HF_ENDPOINT=https://hf-mirror.com \
  huggingface-cli download mlx-community/Llama-3.2-3B-Instruct-4bit

CLI commands

All three apple-basefm subcommands work unmodified once HF_ENDPOINT is set:

export HF_ENDPOINT=https://hf-mirror.com

apple-basefm mlx-models            # lists locally cached models (no network call)
apple-basefm suggest               # queries mlx-community via the mirror endpoint
apple-basefm suggest --offline     # skips the network call entirely; no mirror needed
apple-basefm remove <repo_id>      # removes from local cache; no network call

suggest makes a live query to mlx-community on HuggingFace Hub (or the mirror). If the mirror is unavailable, it automatically falls back to the built-in offline catalog. Use --offline to force the offline catalog and skip the network call entirely.

Persisting the setting

Add the export to your shell profile (~/.zshrc, ~/.bashrc, etc.) or to a .env file loaded by your project:

# ~/.zshrc
export HF_ENDPOINT=https://hf-mirror.com

Or pin it in a pyproject.toml-adjacent .env that your runner loads:

HF_ENDPOINT=https://hf-mirror.com

Authentication on private or enterprise mirrors

If the mirror requires a token, use HF_TOKEN (same variable huggingface_hub uses for huggingface.co):

export HF_ENDPOINT=https://my-internal-mirror.example.com
export HF_TOKEN=hf_xxxxxxxxxxxxxxxxxxxx

Security note: HF_TOKEN is read by huggingface_hub and never logged or stored by apple-basefm. Do not hardcode tokens in source files.


Compatibility matrix

apple-basefm DSPy Python macOS (local models) macOS (Foundation)
0.1.x ≥ 2.5.0 ≥ 3.11 14+ (Apple Silicon) 26+ (Apple Intelligence)

License

MIT — see LICENSE.


Legal

This project contains code derived from DSPy (PR #9473), copyright © 2023 Stanford Future Data Systems, used under the MIT License.

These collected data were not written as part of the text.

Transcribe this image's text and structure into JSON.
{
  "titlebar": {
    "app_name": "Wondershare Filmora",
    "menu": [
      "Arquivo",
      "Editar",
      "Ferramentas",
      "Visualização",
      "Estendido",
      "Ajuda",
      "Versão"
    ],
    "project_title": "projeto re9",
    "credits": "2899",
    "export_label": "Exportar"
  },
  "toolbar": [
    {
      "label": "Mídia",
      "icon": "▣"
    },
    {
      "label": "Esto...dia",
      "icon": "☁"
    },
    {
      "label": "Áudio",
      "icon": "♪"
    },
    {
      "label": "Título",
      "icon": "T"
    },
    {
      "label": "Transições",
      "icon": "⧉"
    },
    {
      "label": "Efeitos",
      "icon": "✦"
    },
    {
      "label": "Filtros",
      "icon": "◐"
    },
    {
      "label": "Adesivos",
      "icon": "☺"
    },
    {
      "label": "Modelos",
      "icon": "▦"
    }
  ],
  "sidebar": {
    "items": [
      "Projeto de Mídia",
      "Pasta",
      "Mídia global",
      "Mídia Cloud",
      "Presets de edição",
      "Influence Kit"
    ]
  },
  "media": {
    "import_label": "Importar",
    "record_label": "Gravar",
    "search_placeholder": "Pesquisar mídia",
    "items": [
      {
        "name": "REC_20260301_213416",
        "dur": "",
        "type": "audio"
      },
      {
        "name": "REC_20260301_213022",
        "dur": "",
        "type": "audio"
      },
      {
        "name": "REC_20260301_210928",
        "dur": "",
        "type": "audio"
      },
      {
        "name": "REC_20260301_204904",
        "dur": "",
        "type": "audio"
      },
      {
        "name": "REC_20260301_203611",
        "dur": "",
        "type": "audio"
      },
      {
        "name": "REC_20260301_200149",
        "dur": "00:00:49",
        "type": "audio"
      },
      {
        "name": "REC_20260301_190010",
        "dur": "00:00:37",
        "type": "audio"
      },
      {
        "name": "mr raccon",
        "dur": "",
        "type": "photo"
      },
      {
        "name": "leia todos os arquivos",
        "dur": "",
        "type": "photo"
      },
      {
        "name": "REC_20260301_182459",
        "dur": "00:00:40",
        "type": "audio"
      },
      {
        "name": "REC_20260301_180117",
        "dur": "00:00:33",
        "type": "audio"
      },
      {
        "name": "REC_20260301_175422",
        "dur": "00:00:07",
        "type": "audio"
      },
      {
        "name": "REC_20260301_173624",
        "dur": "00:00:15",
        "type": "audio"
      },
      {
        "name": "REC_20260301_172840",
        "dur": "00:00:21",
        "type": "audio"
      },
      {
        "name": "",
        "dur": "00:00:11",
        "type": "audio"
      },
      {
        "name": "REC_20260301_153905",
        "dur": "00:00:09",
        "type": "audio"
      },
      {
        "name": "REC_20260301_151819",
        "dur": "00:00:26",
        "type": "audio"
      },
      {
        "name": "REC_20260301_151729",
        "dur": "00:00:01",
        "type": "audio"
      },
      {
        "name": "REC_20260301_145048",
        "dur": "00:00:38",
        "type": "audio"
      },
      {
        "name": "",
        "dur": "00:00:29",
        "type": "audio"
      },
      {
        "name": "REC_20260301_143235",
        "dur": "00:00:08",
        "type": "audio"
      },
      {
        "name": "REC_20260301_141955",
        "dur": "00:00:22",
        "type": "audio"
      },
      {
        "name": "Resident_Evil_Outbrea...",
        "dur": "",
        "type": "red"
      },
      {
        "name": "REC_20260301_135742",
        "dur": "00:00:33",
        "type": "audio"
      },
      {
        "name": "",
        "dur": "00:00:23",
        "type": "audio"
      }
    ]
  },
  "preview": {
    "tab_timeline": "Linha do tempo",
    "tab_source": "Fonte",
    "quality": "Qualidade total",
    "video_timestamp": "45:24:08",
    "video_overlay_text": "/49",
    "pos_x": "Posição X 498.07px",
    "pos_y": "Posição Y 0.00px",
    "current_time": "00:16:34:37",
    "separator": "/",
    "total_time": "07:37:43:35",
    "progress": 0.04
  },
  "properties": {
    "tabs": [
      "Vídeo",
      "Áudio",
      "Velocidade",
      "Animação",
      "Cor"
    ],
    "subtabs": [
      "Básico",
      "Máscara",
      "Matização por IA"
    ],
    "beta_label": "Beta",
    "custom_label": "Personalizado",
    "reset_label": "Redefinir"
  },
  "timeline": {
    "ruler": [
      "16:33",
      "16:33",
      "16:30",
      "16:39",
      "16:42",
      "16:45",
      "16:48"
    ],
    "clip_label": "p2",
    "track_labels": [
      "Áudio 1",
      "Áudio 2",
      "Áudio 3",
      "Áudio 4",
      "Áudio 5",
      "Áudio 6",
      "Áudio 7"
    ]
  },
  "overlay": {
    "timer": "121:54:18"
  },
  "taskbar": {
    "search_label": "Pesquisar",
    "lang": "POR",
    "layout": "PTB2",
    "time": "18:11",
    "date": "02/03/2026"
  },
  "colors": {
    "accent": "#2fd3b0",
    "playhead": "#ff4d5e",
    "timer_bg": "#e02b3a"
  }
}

Apple, Apple Intelligence, Apple Silicon, and Foundation Models are trademarks of Apple Inc. The apple_fm_sdk is proprietary Apple software, not included here, and must be obtained through Apple's developer channels subject to Apple's terms.

mlx and mlx-lm are optional dependencies maintained by Apple Inc., used under the MIT License, and not bundled with this package.

This project is independent and is not affiliated with, endorsed by, or sponsored by Apple Inc. or Stanford University.